Além de sua inegável importância para a inclusão social dos deficientes auditivos, a legenda oculta acabou revelando-se também um relevante recurso pedagógico. Nesse sentido, ela tem beneficiado um número incalculável de pessoas nos países em que foi sistematicamente adotada.
Para estudantes do nível fundamental, a legenda oculta tende a redobrar a atenção para o uso correto da ortografia, a ampliar o vocabulário e a desenvolver a capacidade de compreensão da leitura. Como ganho cognitivo adicional, a aquisição de novos conceitos também é favorecida, através da apresentação multissensorial -imagem, linguagem oral e palavra escrita, simultaneamente- das informações que são oferecidas aos pequenos telespectadores em fase de alfabetização.
Já para os estrangeiros e imigrantes que entram em contato com uma nova língua, o recurso do "closed caption" mostra-se igualmente um auxílio eficiente na aquisição, ampliação e fixação de vocabulário. Junte-se a isso a utilidade complementar que a tecnologia da legenda oculta trará nas situações em que o som da TV tenha de ser reduzido, como em hospitais ou em locais de alto nível de ruído, a exemplo de aeroportos, restaurantes e academias.
Mas, sem dúvida, os grandes beneficiados com a medida serão mesmo os milhões de deficientes auditivos do país.
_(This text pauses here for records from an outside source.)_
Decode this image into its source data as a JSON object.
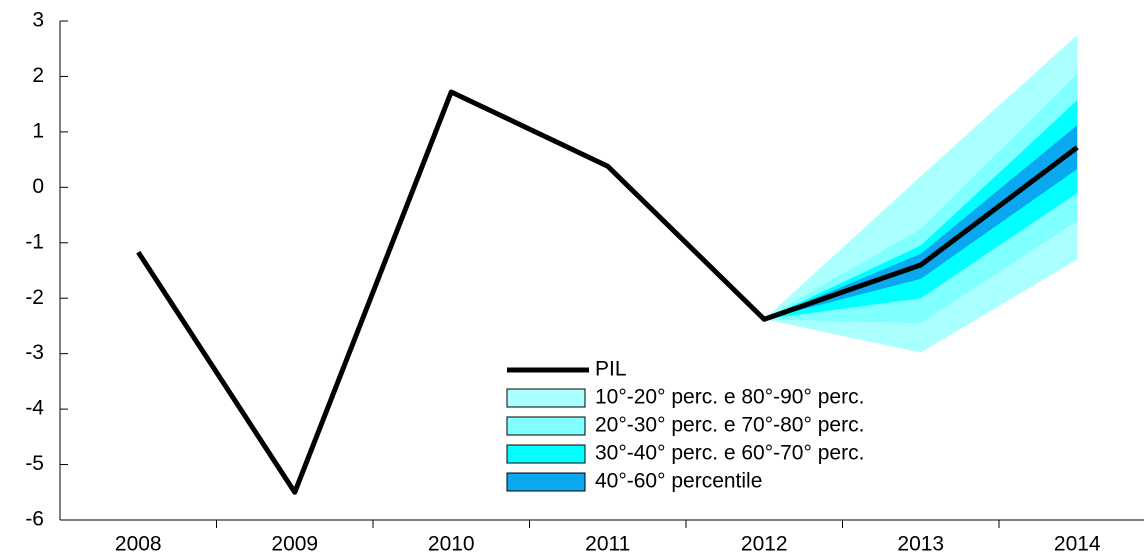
{
  "chart_data": {
    "type": "fan",
    "categories": [
      "2008",
      "2009",
      "2010",
      "2011",
      "2012",
      "2013",
      "2014"
    ],
    "series": [
      {
        "name": "PIL",
        "color": "#000000",
        "values": [
          -1.17,
          -5.5,
          1.72,
          0.38,
          -2.38,
          -1.4,
          0.72
        ]
      }
    ],
    "bands": [
      {
        "name": "10°-20° perc. e 80°-90° perc.",
        "color": "#aaffff",
        "lower": [
          null,
          null,
          null,
          null,
          -2.38,
          -2.98,
          -1.3
        ],
        "upper": [
          null,
          null,
          null,
          null,
          -2.38,
          0.2,
          2.75
        ]
      },
      {
        "name": "20°-30° perc. e 70°-80° perc.",
        "color": "#7fffff",
        "lower": [
          null,
          null,
          null,
          null,
          -2.38,
          -2.45,
          -0.6
        ],
        "upper": [
          null,
          null,
          null,
          null,
          -2.38,
          -0.75,
          2.05
        ]
      },
      {
        "name": "30°-40° perc. e 60°-70° perc.",
        "color": "#00ffff",
        "lower": [
          null,
          null,
          null,
          null,
          -2.38,
          -2.0,
          -0.1
        ],
        "upper": [
          null,
          null,
          null,
          null,
          -2.38,
          -1.05,
          1.57
        ]
      },
      {
        "name": "40°-60° percentile",
        "color": "#0aa8f0",
        "lower": [
          null,
          null,
          null,
          null,
          -2.38,
          -1.65,
          0.33
        ],
        "upper": [
          null,
          null,
          null,
          null,
          -2.38,
          -1.2,
          1.12
        ]
      }
    ],
    "ylim": [
      -6,
      3
    ],
    "yticks": [
      -6,
      -5,
      -4,
      -3,
      -2,
      -1,
      0,
      1,
      2,
      3
    ],
    "grid": false
  }
}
Foi inspirado neles que nasceu o projeto, devidamente aprovado pelo Senado em 2000 e, desde setembro do ano seguinte, aguardando parecer na Comissão de Ciência, Tecnologia, Comunicação e Informática da Câmara Federal.
E é também em nome deles, os deficientes auditivos, que a idéia precisa ser recolocada, o quanto antes, na ordem do dia. É uma questão de garantir o direito comum à informação.

Lúcio Alcântara, 60, é governador, pelo PSDB, do Ceará. Foi vice-governador do Estado (1991-94) e senador da República (1996-2002).